Il est également essentiel que les agents disposent des bons outils et des données pertinentes à portée de main, ce qui nécessite de repenser en profondeur la manière dont l'information est partagée au sein de l'organisation. Dans la plupart des entreprises, les agents restent freinés par des systèmes fragmentés et de multiples outils disparates. Notre étude révèle que 83 % des agents du service client en France doivent se connecter entre trois à cinq systèmes distincts pour résoudre les demandes des clients.   

Les agents du service client ne souhaitent pourtant pas passer leur temps à essayer de « masquer les failles » entre des systèmes fragmentés, et préféreraient se concentrer sur les problèmes clients les plus épineux – là où l'assistance humaine est si cruciale. En optant pour un système plus intégré, les agents sont libérés des allers-retours entre les systèmes, des tâches administratives, de la synthèse des notes et de la recherche d’informations entre différents services cloisonnés. Plutôt que d’investir sans réfléchir dans l’automatisation, il est essentiel de repenser le CRM comme un moteur connecté qui rassemble les équipes, les données et l’ensemble des processus. 

L'IA donne toute sa mesure lorsque l'infrastructure est bien mise en place 

À ce jour, trop peu d'entreprises ont franchi le pas pour intégrer les données issues de silos en une source unique de vérité.

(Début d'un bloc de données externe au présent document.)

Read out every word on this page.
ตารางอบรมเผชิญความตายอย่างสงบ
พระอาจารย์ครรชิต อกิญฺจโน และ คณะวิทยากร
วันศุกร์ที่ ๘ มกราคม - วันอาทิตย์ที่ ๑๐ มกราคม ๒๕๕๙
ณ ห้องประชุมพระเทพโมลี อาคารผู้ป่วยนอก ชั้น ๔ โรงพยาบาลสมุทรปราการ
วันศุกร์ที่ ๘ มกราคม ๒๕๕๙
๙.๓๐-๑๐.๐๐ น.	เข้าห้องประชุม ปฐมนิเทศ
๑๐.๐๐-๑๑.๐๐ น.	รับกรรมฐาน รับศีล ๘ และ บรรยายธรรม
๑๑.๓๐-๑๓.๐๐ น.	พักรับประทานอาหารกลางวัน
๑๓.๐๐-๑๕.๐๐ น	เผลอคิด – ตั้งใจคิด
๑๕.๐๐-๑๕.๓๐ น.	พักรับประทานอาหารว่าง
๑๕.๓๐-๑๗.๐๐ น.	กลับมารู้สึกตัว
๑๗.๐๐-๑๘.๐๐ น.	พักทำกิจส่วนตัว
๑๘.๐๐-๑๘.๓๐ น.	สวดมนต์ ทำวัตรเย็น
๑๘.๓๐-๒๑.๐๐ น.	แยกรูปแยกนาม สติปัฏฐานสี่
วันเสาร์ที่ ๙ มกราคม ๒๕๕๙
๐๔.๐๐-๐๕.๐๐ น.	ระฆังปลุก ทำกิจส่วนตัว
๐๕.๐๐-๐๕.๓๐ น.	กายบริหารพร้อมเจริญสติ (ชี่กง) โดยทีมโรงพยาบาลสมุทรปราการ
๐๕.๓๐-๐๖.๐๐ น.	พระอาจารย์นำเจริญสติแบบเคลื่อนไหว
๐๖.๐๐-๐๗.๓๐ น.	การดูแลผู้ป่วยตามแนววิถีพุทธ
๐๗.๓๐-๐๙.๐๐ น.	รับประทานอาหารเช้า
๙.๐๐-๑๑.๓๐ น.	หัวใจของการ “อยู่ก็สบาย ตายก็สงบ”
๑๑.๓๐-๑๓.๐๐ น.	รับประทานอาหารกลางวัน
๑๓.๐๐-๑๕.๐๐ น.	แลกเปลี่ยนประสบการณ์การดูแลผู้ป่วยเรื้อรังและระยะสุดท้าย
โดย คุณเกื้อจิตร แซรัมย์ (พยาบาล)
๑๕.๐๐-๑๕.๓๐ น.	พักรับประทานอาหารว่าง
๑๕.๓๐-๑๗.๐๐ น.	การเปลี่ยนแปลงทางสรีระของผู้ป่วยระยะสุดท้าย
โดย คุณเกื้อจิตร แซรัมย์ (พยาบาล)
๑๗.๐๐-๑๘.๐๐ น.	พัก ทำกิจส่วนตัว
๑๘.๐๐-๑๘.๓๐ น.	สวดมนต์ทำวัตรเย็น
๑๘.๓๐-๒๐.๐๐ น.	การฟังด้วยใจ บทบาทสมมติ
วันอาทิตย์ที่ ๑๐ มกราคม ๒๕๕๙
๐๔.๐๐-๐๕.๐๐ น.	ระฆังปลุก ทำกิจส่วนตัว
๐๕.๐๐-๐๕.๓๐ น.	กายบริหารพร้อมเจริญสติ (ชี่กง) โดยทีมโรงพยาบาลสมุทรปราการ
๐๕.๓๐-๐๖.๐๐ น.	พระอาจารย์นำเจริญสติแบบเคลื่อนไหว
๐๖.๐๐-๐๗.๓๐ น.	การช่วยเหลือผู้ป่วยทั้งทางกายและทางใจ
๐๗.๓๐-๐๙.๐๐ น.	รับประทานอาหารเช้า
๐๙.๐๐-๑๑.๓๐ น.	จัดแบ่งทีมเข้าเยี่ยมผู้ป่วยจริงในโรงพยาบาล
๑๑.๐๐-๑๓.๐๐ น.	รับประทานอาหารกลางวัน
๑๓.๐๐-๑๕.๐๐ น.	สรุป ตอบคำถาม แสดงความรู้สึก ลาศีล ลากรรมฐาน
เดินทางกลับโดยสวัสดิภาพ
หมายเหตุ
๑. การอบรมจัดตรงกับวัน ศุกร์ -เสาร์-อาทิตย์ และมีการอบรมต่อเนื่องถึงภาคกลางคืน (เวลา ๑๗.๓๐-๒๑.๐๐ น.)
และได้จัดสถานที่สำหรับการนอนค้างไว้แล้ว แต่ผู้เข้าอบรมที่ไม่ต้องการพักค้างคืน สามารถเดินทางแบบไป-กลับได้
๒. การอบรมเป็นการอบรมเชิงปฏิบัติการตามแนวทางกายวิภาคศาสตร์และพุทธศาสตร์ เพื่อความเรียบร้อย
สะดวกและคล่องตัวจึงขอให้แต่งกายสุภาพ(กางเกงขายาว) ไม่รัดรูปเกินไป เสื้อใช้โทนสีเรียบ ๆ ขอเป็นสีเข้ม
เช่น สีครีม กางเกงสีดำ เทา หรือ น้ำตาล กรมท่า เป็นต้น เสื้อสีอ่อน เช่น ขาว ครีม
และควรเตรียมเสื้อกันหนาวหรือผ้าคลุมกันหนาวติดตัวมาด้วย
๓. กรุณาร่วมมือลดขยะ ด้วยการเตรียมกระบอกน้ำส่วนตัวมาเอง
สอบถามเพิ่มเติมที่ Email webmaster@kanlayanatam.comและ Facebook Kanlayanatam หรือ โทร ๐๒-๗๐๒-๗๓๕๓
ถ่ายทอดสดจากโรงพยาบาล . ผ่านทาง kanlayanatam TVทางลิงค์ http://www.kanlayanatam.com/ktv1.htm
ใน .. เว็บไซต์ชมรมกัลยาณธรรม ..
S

Moins de la moitié des entreprises françaises interrogées l'ont fait et moins d'un quart ont brisé les silos pour permettre la mise en place de stratégies d'IA fluides reliant les différents services de l'entreprise.   

Il est donc essentiel d’opter pour une approche différente qui relie les données entre les environnements cloud, les outils départementaux et les systèmes hérités, offrant ainsi à l'IA une vision complète du client avant qu'elle ne puisse agir. Dans ce modèle, les agents IA n'attendent pas d'intervention humaine : ils peuvent exécuter des tâches de manière autonome, coordonner leurs actions entre les services et fonctionner en continu. C'est bel et bien ici que réside toute la différence entre une IA qui résout un litige de facturation à 2 heures du matin sans intervention humaine, et une IA qui reproduit, mais plus rapidement, la même expérience défaillante que les clients subissent déjà.  

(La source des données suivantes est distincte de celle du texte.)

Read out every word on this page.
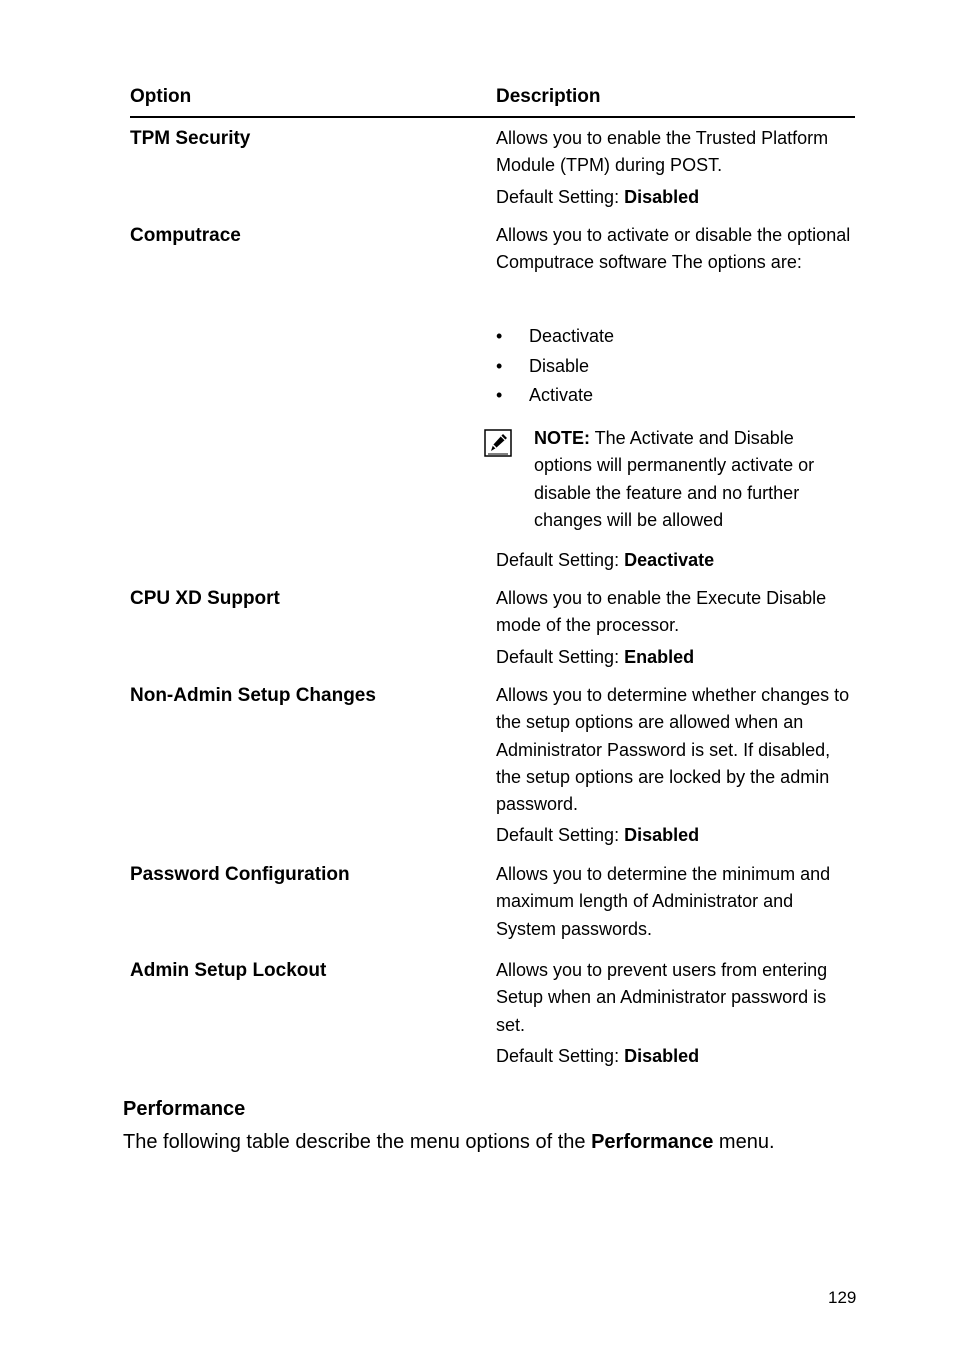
Option	Description
TPM Security	Allows you to enable the Trusted Platform Module (TPM) during POST.

Default Setting: Disabled

Computrace	Allows you to activate or disable the optional Computrace software The options are:

• Deactivate
• Disable
• Activate
NOTE: The Activate and Disable options will permanently activate or disable the feature and no further changes will be allowed

Default Setting: Deactivate

CPU XD Support	Allows you to enable the Execute Disable mode of the processor.

Default Setting: Enabled

Non-Admin Setup Changes	Allows you to determine whether changes to the setup options are allowed when an Administrator Password is set. If disabled, the setup options are locked by the admin password.

Default Setting: Disabled

Password Configuration	Allows you to determine the minimum and maximum length of Administrator and System passwords.

Admin Setup Lockout	Allows you to prevent users from entering Setup when an Administrator password is set.

Default Setting: Disabled

Performance
The following table describe the menu options of the Performance menu.
129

En somme, l'IA pour accélérer des processus défaillants ne suffira donc pas à elle seule. Les dirigeants d'entreprise doivent dès aujourd’hui s'attacher à repenser le CRM comme un système d'action sur l’ensemble des  canaux. Car l’omnicanalité n’échoue pas par manque de technologie, mais par excès de fragmentation Une entreprise qui ne se souvient pas de ses clients ne peut pas les servir.  Seulement les faire attendre.